Domestic violence is an issue that affects the lives of one in four women and one in six men in their lifetime.
On average, two women are killed each week, and 30 men killed per annum, according to statistics from the charity Living Without Abuse. And yet, domestic abuse, whatever form it comes in, is rarely talked about - and men in particular are in danger of suffering in silence.
It was revealed earlier this year that the number of women who are convicted of domestic violence has tripled in the last decade. Figures released by the Crown Prosecution Service to Parliament, following a question submitted by Conservative MP Philip Davies, highlighted that 1,850 women were convicted of domestic abuse in 2006, increasing to 5,641 in 2015.

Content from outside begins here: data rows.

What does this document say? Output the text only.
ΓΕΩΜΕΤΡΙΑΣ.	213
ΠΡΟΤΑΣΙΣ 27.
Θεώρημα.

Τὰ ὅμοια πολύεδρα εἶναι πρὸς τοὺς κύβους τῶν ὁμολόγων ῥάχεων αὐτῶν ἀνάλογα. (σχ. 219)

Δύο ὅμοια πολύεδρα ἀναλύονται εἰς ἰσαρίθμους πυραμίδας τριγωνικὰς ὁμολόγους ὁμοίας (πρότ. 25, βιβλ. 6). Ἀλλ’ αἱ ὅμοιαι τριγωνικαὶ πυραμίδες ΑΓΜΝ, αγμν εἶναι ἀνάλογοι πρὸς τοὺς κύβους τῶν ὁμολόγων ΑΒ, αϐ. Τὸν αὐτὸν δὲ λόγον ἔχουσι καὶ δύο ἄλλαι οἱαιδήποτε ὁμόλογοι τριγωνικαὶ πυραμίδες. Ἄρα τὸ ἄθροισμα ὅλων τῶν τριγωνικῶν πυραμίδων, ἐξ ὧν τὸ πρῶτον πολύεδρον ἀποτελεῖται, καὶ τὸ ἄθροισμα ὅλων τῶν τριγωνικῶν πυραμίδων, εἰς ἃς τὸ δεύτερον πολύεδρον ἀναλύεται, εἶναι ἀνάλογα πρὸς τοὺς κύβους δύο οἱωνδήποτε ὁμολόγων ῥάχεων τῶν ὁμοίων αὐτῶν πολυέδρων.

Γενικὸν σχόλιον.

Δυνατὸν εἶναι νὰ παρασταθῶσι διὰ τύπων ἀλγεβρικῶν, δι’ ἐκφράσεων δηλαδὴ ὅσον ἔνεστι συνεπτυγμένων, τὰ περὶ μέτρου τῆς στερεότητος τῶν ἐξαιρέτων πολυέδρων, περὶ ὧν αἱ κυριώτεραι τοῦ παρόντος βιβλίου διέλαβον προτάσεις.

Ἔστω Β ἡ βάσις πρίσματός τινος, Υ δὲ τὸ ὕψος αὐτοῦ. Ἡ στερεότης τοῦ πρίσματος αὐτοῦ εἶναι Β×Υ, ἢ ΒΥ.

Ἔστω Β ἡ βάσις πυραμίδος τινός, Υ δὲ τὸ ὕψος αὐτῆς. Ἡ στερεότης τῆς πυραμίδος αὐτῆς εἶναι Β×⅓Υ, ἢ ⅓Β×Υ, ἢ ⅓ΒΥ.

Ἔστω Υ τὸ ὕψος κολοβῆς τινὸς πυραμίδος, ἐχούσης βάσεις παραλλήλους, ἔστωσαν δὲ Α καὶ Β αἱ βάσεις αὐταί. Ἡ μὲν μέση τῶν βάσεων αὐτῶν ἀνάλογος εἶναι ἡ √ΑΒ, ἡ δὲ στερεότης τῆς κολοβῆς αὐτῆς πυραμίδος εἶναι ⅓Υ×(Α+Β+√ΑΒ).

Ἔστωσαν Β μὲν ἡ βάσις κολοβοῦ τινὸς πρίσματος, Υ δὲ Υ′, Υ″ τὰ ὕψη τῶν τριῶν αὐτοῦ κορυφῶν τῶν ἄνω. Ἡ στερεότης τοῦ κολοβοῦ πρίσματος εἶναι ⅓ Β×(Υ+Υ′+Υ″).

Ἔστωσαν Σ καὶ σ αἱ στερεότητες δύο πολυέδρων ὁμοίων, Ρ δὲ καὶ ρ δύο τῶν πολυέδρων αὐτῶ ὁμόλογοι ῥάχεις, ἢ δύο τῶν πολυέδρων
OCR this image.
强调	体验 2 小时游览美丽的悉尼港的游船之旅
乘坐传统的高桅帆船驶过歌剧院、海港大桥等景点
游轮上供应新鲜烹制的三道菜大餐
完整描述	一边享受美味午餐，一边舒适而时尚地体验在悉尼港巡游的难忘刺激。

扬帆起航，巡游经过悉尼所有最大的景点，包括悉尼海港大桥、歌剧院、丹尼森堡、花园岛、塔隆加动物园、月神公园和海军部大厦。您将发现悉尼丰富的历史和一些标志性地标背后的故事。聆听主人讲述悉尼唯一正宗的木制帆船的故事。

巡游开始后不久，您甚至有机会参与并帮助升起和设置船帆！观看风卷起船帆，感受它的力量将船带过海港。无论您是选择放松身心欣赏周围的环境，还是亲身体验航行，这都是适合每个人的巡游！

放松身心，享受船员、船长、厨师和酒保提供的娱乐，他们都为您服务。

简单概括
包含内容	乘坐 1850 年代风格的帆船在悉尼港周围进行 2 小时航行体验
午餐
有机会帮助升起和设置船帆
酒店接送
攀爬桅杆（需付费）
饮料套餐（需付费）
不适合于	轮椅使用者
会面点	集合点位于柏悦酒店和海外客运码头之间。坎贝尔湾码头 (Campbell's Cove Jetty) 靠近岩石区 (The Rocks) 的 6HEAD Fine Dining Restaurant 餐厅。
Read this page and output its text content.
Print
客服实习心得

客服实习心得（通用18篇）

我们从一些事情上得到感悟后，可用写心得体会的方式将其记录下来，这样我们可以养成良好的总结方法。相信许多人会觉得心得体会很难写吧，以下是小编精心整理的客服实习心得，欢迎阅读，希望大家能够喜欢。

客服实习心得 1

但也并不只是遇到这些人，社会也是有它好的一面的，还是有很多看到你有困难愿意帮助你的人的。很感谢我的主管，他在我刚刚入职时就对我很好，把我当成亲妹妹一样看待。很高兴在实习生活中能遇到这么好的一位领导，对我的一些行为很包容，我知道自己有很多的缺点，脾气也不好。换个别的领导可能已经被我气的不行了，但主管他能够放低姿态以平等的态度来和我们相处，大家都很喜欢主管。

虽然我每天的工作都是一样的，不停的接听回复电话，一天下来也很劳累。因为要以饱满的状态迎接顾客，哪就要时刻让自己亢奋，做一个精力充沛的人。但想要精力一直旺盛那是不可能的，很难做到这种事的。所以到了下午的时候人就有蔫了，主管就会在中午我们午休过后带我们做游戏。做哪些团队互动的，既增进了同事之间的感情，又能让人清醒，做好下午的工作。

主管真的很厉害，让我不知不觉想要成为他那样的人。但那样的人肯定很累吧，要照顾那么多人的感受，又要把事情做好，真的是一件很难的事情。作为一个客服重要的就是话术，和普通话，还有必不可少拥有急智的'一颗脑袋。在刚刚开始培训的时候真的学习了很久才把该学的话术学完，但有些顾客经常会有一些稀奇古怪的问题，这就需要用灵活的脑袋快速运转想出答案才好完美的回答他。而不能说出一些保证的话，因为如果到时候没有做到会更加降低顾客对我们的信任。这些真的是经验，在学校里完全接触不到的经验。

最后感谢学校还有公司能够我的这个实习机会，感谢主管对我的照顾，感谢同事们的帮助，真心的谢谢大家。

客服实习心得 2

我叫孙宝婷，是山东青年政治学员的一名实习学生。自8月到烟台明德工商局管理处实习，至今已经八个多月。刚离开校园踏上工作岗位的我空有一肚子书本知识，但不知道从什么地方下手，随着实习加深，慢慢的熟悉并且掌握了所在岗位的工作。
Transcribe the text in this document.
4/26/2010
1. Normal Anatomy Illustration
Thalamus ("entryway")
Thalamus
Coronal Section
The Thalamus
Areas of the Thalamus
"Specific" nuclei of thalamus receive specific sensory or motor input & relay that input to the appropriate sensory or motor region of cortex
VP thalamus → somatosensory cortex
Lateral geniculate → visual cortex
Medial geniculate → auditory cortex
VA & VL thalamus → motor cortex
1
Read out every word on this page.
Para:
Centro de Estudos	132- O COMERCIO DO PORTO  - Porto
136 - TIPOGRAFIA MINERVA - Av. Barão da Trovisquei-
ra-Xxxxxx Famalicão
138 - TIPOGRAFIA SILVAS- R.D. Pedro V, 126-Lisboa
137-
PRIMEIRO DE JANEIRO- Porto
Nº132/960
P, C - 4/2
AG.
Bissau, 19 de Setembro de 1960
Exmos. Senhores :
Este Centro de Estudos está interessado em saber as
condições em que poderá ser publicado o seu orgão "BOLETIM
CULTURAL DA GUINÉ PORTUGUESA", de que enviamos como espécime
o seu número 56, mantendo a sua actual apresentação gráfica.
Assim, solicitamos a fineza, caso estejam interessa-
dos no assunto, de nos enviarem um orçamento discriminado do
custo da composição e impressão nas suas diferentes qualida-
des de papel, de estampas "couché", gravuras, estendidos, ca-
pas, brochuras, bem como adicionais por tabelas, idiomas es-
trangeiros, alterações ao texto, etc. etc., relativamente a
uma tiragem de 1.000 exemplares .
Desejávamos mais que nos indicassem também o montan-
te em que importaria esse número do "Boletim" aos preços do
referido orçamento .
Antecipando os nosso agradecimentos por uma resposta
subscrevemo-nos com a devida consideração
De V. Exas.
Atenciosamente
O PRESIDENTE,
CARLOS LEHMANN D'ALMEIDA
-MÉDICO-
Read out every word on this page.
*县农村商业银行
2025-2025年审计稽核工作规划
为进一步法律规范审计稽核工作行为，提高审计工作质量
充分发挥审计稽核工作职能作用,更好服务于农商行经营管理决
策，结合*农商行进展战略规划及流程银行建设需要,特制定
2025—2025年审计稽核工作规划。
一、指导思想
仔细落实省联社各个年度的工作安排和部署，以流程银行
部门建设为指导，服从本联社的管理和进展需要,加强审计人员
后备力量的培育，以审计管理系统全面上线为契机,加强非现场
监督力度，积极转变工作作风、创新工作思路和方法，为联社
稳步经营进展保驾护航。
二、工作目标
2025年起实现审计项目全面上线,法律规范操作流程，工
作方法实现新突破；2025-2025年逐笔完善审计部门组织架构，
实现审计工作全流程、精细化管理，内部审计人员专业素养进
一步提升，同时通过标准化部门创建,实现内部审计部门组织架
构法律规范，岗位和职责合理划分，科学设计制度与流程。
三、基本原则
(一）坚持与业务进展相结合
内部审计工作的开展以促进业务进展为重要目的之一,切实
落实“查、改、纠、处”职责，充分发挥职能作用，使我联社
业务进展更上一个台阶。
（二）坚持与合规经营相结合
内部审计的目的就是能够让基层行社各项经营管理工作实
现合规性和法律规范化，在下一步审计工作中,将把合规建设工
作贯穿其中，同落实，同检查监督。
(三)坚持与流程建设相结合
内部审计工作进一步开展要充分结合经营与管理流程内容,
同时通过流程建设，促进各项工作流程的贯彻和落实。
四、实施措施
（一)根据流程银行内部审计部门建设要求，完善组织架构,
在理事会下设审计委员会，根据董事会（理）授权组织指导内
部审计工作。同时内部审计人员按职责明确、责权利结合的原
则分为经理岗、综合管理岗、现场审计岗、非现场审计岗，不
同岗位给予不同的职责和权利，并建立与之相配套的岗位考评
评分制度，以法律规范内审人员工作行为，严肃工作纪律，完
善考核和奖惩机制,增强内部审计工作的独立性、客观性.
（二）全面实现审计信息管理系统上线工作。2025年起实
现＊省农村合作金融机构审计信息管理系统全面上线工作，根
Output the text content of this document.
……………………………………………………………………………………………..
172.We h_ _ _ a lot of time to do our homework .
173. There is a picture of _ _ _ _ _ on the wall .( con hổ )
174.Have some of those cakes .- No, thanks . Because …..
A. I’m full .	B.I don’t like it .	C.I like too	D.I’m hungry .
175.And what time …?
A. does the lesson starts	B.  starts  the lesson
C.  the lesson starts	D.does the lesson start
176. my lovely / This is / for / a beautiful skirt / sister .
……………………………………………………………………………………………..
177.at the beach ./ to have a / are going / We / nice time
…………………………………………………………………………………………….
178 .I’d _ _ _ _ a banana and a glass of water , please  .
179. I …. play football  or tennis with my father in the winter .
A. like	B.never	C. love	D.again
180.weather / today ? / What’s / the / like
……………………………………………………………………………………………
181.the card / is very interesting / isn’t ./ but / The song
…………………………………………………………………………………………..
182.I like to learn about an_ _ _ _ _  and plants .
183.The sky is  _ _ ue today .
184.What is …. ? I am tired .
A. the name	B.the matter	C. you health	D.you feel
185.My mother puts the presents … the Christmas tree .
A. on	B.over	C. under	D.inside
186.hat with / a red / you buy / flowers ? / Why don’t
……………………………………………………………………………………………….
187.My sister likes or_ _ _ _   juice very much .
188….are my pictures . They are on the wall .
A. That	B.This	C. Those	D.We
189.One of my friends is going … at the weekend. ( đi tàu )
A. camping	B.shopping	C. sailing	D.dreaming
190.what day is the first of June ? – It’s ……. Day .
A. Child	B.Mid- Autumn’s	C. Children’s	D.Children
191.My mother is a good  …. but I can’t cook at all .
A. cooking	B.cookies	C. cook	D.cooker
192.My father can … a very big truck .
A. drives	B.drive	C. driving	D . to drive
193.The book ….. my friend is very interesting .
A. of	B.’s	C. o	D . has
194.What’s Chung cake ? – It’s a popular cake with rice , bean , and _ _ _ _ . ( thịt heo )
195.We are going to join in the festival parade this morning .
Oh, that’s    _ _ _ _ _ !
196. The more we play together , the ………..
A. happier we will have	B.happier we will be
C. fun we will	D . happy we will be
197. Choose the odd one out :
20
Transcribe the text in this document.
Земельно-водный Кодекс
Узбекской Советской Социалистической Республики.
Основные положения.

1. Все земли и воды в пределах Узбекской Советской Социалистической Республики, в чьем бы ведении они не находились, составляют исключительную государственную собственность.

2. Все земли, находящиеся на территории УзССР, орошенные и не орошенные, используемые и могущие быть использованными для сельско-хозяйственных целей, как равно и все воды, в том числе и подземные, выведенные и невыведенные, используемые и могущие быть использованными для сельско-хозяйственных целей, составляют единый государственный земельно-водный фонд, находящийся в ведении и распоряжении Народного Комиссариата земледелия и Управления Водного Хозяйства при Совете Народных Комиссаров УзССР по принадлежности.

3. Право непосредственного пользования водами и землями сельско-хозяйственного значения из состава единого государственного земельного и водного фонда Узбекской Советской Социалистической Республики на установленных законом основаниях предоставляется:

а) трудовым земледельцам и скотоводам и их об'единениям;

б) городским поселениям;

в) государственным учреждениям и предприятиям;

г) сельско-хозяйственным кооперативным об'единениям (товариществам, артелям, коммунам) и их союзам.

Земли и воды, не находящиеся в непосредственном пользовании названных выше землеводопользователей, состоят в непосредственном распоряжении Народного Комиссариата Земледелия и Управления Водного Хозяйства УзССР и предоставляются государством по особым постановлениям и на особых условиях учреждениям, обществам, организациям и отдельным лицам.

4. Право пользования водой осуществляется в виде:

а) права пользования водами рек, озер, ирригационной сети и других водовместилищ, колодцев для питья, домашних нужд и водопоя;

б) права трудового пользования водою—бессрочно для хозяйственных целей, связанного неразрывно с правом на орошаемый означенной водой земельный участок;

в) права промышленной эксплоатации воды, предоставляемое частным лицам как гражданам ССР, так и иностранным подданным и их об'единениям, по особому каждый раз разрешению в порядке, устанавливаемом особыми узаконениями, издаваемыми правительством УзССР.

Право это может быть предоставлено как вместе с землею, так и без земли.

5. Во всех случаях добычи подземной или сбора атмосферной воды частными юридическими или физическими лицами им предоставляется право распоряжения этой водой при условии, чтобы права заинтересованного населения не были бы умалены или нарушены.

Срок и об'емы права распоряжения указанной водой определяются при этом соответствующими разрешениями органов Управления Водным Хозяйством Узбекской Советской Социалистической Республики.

While the data did not specify the gender of the women’s victims, or if the abuse occurred between spouses or partners, or other relatives, it came as a reminder that while the majority of convicted domestic abusers are male, women can also commit serious abuse - and their victims should be considered and supported accordingly.
However, my time dealing with the victims of domestic violence has taught me that there is a distinct lack of male victims who are willing to come forward and talk about their experiences. It is incredibly common for victims of both genders to, wrongly, feel some level of shame at what they are going through, but it is men more than women who will let this feeling stand in their way of seeking help.
Moreover, men who have suffered abuse at the hands of a female partner often do not know where to look for help, which is a result of a lack of information and media coverage given to this issue. The help is available for male victims of domestic violence, however, there is a serious lack of awareness when it comes to issues of this nature.
A survey carried out by Percy Hughes & Roberts this year, which questioned more than 600 people of both genders about their attitudes towards domestic violence, uncovered massive misconceptions about the “typical” victim. Some 79% of respondents said they believed women in a heterosexual relationship to be most commonly affected, with just 7% of respondents suggesting men in a heterosexual relationship were equally at risk.
The vast majority of domestic violence victims are women, but the figures pointed to a worrying oversight when it comes to providing support for men, and members of the LGBT community, who may also be at risk.
The first and most important step that male victims of domestic violence can take is to talk to someone about their circumstances, whether this be a friend, relative or a member of the authorities. Keeping a log of each incident that occurs is also recommended, as it will provide vital evidence if the case goes to court. Most importantly, remembering there is no shame in speaking up about their situation, and realising they are in no way to blame for their circumstances, is the first step in making things better.